Dive Brief:
- New clinical data for Bristol-Myers Squibb's flagship checkpoint inhibitor Opdivo (nivolumab) presented Monday suggested the drug delivered a durable long-term benefit for some patients with advanced melanoma and non-small cell lung cancer (NSCLC).
- While Opdivo has already been approved in both cancer types, the results give a clearer picture of the overall survival benefit for the immmunotherapy over time. In advanced melanoma, for example, 64% of patients who received a combination of Opdivo and Bristol-Myers' older immunotherapy Yervoy (ipilimumab) were alive after two years.
- In that trial, known as Checkmate-067, treatment with Opdivo or the Opdivo/Yervoy duo reduced the risk of death by 45% and 37%, respectively, compared to Yervoy alone. Median overall survival in either Opdivo cohort had not yet been reached after a minimum of 28 months of follow-up.
Dive Insight:
Investigators affiliated with Bristol-Myers presented the new findings at the annual meeting of the American Association of Cancer Research in Washington, D.C. — one of the largest gatherings of cancer researchers each year.

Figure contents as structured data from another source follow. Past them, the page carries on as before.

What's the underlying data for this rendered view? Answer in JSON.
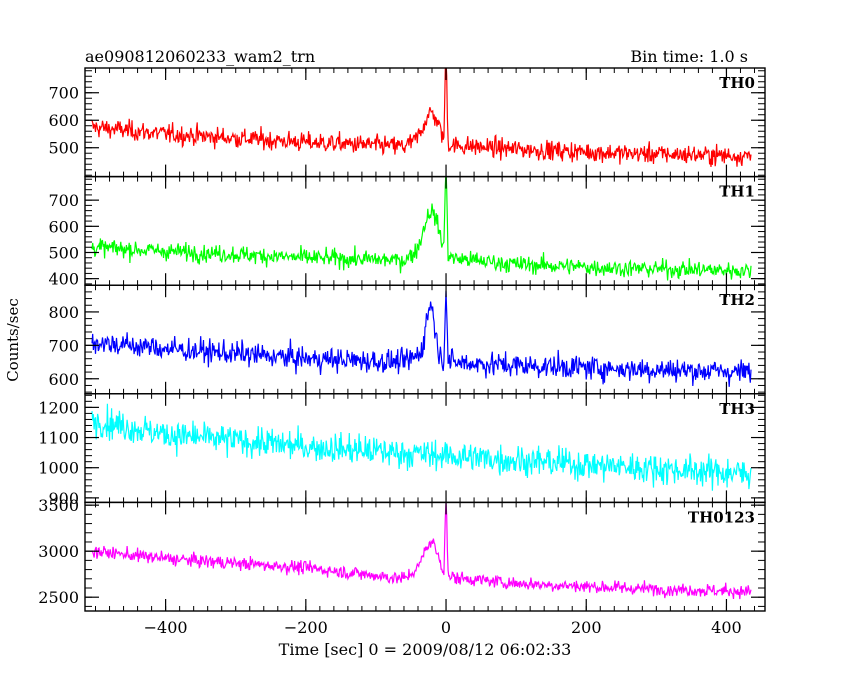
{
  "header": {
    "title": "ae090812060233_wam2_trn",
    "bin_time": "Bin time: 1.0 s"
  },
  "chart_data": {
    "type": "line",
    "title": "ae090812060233_wam2_trn",
    "subtitle": "Bin time: 1.0 s",
    "xlabel": "Time [sec] 0 = 2009/08/12 06:02:33",
    "ylabel": "Counts/sec",
    "xlim": [
      -515,
      455
    ],
    "xticks": [
      -400,
      -200,
      0,
      200,
      400
    ],
    "grid": false,
    "legend": "none",
    "panels": [
      {
        "name": "TH0",
        "color": "#ff0000",
        "ylim": [
          395,
          790
        ],
        "yticks": [
          500,
          600,
          700
        ],
        "trend": [
          [
            -505,
            575
          ],
          [
            -400,
            550
          ],
          [
            -200,
            520
          ],
          [
            -60,
            505
          ],
          [
            -30,
            540
          ],
          [
            0,
            510
          ],
          [
            100,
            495
          ],
          [
            250,
            480
          ],
          [
            435,
            470
          ]
        ],
        "noise": 30,
        "features": [
          {
            "t": -20,
            "amp": 95,
            "width": 10
          },
          {
            "t": 0,
            "amp": 295,
            "width": 1.5
          }
        ]
      },
      {
        "name": "TH1",
        "color": "#00ff00",
        "ylim": [
          375,
          790
        ],
        "yticks": [
          400,
          500,
          600,
          700
        ],
        "trend": [
          [
            -505,
            520
          ],
          [
            -400,
            505
          ],
          [
            -200,
            480
          ],
          [
            -60,
            470
          ],
          [
            -30,
            520
          ],
          [
            0,
            480
          ],
          [
            100,
            455
          ],
          [
            250,
            440
          ],
          [
            435,
            430
          ]
        ],
        "noise": 28,
        "features": [
          {
            "t": -20,
            "amp": 150,
            "width": 10
          },
          {
            "t": 0,
            "amp": 310,
            "width": 1.5
          }
        ]
      },
      {
        "name": "TH2",
        "color": "#0000ff",
        "ylim": [
          555,
          880
        ],
        "yticks": [
          600,
          700,
          800
        ],
        "trend": [
          [
            -505,
            710
          ],
          [
            -400,
            690
          ],
          [
            -200,
            660
          ],
          [
            -60,
            650
          ],
          [
            -30,
            680
          ],
          [
            0,
            650
          ],
          [
            100,
            640
          ],
          [
            250,
            630
          ],
          [
            435,
            620
          ]
        ],
        "noise": 30,
        "features": [
          {
            "t": -22,
            "amp": 150,
            "width": 6
          },
          {
            "t": 0,
            "amp": 220,
            "width": 1.5
          }
        ]
      },
      {
        "name": "TH3",
        "color": "#00ffff",
        "ylim": [
          885,
          1245
        ],
        "yticks": [
          900,
          1000,
          1100,
          1200
        ],
        "trend": [
          [
            -505,
            1160
          ],
          [
            -400,
            1110
          ],
          [
            -200,
            1070
          ],
          [
            0,
            1040
          ],
          [
            200,
            1010
          ],
          [
            435,
            980
          ]
        ],
        "noise": 42,
        "features": []
      },
      {
        "name": "TH0123",
        "color": "#ff00ff",
        "ylim": [
          2350,
          3530
        ],
        "yticks": [
          2500,
          3000,
          3500
        ],
        "trend": [
          [
            -505,
            3000
          ],
          [
            -400,
            2920
          ],
          [
            -200,
            2820
          ],
          [
            -60,
            2700
          ],
          [
            -30,
            2860
          ],
          [
            0,
            2720
          ],
          [
            100,
            2650
          ],
          [
            250,
            2600
          ],
          [
            435,
            2560
          ]
        ],
        "noise": 60,
        "features": [
          {
            "t": -20,
            "amp": 280,
            "width": 9
          },
          {
            "t": 0,
            "amp": 800,
            "width": 1.5
          }
        ]
      }
    ]
  }
}
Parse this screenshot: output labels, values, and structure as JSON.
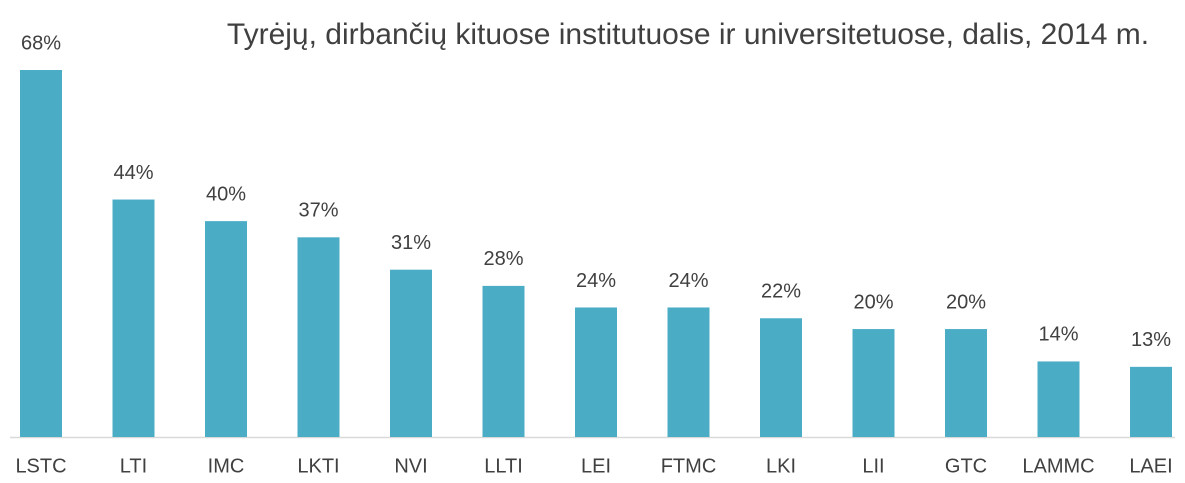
{
  "chart_data": {
    "type": "bar",
    "title": "Tyrėjų, dirbančių kituose institutuose ir universitetuose, dalis, 2014 m.",
    "categories": [
      "LSTC",
      "LTI",
      "IMC",
      "LKTI",
      "NVI",
      "LLTI",
      "LEI",
      "FTMC",
      "LKI",
      "LII",
      "GTC",
      "LAMMC",
      "LAEI"
    ],
    "values": [
      68,
      44,
      40,
      37,
      31,
      28,
      24,
      24,
      22,
      20,
      20,
      14,
      13
    ],
    "value_labels": [
      "68%",
      "44%",
      "40%",
      "37%",
      "31%",
      "28%",
      "24%",
      "24%",
      "22%",
      "20%",
      "20%",
      "14%",
      "13%"
    ],
    "color": "#4bacc6"
  }
}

The results are the first overall survival data to read out from the positive Checkmate-067 trial, which had originally led the Food and Drug Administration to approve Opdivo and Yervoy in advanced melanoma on an accelerated basis a little over a year ago.
After a minimum 28 months of follow-up, 17% of patients in the combo arm had a complete response, up from 12% at a previous 18-month analysis. A similar increase was seen in the Opdivo monotherapy arm, with 15% experiencing a complete response versus just under 10% at the previous analysis.

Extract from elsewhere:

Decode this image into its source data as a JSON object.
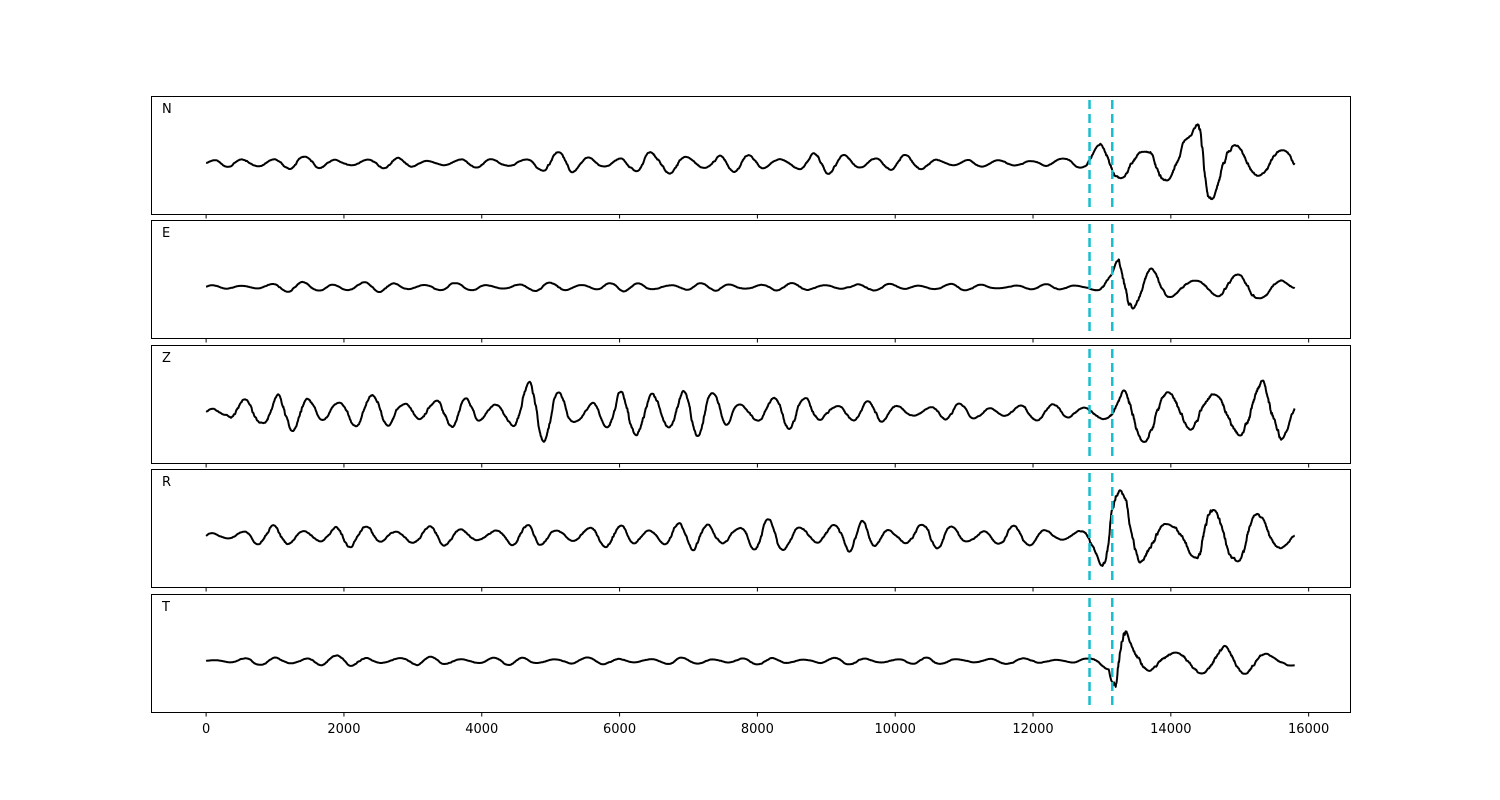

The combo was also more toxic, however. Treatment with the combo led to a Grade 3 or 4 adverse event in nearly 59% of patients, compared to 21% on Opdivo alone and 28% on Yervoy monotherapy. But no cumulative toxicity or new safety signals were identified, the company said. Two new treatment-related deaths in the 313-patient combo arm were also disclosed.
"Considering all of the study findings, first-line [Opdivo plus Yervoy] may represent a means to improve outcomes versus [Opdivo]," said study investigator Dr. James Larkin of the Royal Marsden Hospital. Larkin cautioned, however, that the study was not powered to statistically compare the Opdivo/Yervoy and Opdivo arms against each other, so that finding remains descriptive.
In addition to the Checkmate-067 results, follow-up data from an early, small Phase 1b study of Opdivo in second-line advanced NSCLC showed that 16% of patients were alive after five years — the longest survival follow-up available for a checkpoint inhibitor in that type of lung cancer.
Data cited by study investigator Julie Brahmer, an associate professor of oncology at John Hopkins' Sidney Kimmel Comprehensive Cancer Center, suggested the five-year survival rate for metastatic lung cancer is historically around 4%.
Twelve of the 16 patients who survived past five years did not receive any further therapy after treatment with Opdivo for a maximum of two years. Brahmer said the results suggest that patients don't need to be treated indefinitely with Opdivo, although more work needs to be done to define which patients stand to benefit the most.